If you've used the filefield or imagefield modules with CCK you'll also need to update the Primary Key in the 'files' table.  You can use something like this:

UPDATE files SET fid = fid + 15000

Once you've done that, you'll need to update the matching fid's in your matching CCK table with something like this:

UPDATE content_type_business SET field_catalog_photo_fid = field_catalog_photo_fid + 15000 WHERE field_catalog_photo_fid IS NOT NULL

What happens if I have duplicate Key's when I import the content?

If you are importing several tables at once via an sql import, the sql import will contain several queries.  If one of the queries fails due to an error that data is not imported and sql will move on to perform the next query.  If you know where you went wrong, you can go back, fix the appropriate table and export/import that particular table again.

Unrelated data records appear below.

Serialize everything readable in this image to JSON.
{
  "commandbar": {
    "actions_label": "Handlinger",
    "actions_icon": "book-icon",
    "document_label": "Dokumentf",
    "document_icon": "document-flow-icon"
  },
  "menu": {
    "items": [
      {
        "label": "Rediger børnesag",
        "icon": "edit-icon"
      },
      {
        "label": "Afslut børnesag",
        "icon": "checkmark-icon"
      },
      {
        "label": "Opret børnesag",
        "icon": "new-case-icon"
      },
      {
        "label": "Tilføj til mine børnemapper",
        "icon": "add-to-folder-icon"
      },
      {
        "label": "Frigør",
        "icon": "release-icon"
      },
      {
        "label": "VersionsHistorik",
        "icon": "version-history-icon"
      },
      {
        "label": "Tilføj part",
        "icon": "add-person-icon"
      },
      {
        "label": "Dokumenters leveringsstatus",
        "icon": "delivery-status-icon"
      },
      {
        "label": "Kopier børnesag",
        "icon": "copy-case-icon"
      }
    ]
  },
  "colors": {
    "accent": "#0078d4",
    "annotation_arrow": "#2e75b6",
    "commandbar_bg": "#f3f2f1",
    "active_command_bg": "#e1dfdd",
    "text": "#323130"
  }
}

Here's a list of the tables I needed to copy, it may be helpful to you:

  • content_field_company_brands
  • content_field_email_dir (I had duplicate keys here, so I added "dir" to the end)
  • content_field_phone_dir (Same here)
  • content_field_product_images
  • content_field_sales_contact
  • content_group (If you used CCK import/export you won't need to import this)
  • content_group_fields (or this)
  • content_node_field (or this)
  • content_node_field_instance (or this)
  • content_type_business (or this)
  • content_type_distributors (or this)
  • files (Yes, you'll most likely also have to fix your key's here too)
  • imagecache_action (There is currently no import/export function for image_cache)
  • imagecache_preset (Again, watch for duplicate keys)
  • location (I was using the location module)
  • location_instance
  • node
  • node_revisions (Don't skip this one, it contains data too)
  • node_type
  • term_data
  • term_hierarchy
  • term_node
  • term_relation
  • term_synonym
  • url_alias (You can skip this if you rebuild your alias later, but I had hundreds of aliases which I wanted to keep)
  • vocabulary
  • vocabulary_node_types
  • zipcodes

 

A Step By Step Process

  1. Update both sites so you have matching module versions.  Make sure to run update.php
  2. Copy your content types using CCK Import/Export
  3. Create a backup of db 2 (your final db)
  4. Create a duplicate of db 1 (you'll be making changes to this content so that it will merge with db 2 without errors)
  5. Guess which primary keys are going to overlap
  6. TEST: Export your content tables (nodes, cck, taxonomy, location, etc.) from db 1 and import them into db 2
  7. Take note of all your errors.  These are most likely your duplicate Primary Key's
  8. Go back and modify the Primary Keys in db 1 to avoid duplication errors
  9. TEST 2: Export your content tables from db 1 and import them into a fresh copy of db 2
  10. Take note of your errors, if none go test your site.  Make sure that all of your data has been imported correctly, otherwise jump back to step 8.


Stuff to watch out for:

  • If you haven't already, go ahead and install the Admin Menu module.  The drop-down menu has an option to 'clear all caches'.  Every time you make a change to the database you'll need to clear your caches. If you don't, you may not be able to see new content.
  • If you're working with huge files your import may fail, or be incomplete.  This is why I prefer to use the terminal, it shows me the import progress in real time, the errors that occur and it won't time out or fail due to memory limits.
  • Never make changes to your original database.  Alwasy create a backup, and just in case, export both databases and put them somewhere safe.
  • Make sure that every node has a 'uid', I experienced a bug in which content without a uid would not show.  The uid is the author of the node.  Update the revisions table too:

 

UPDATE node SET uid = 24 WHERE uid = 0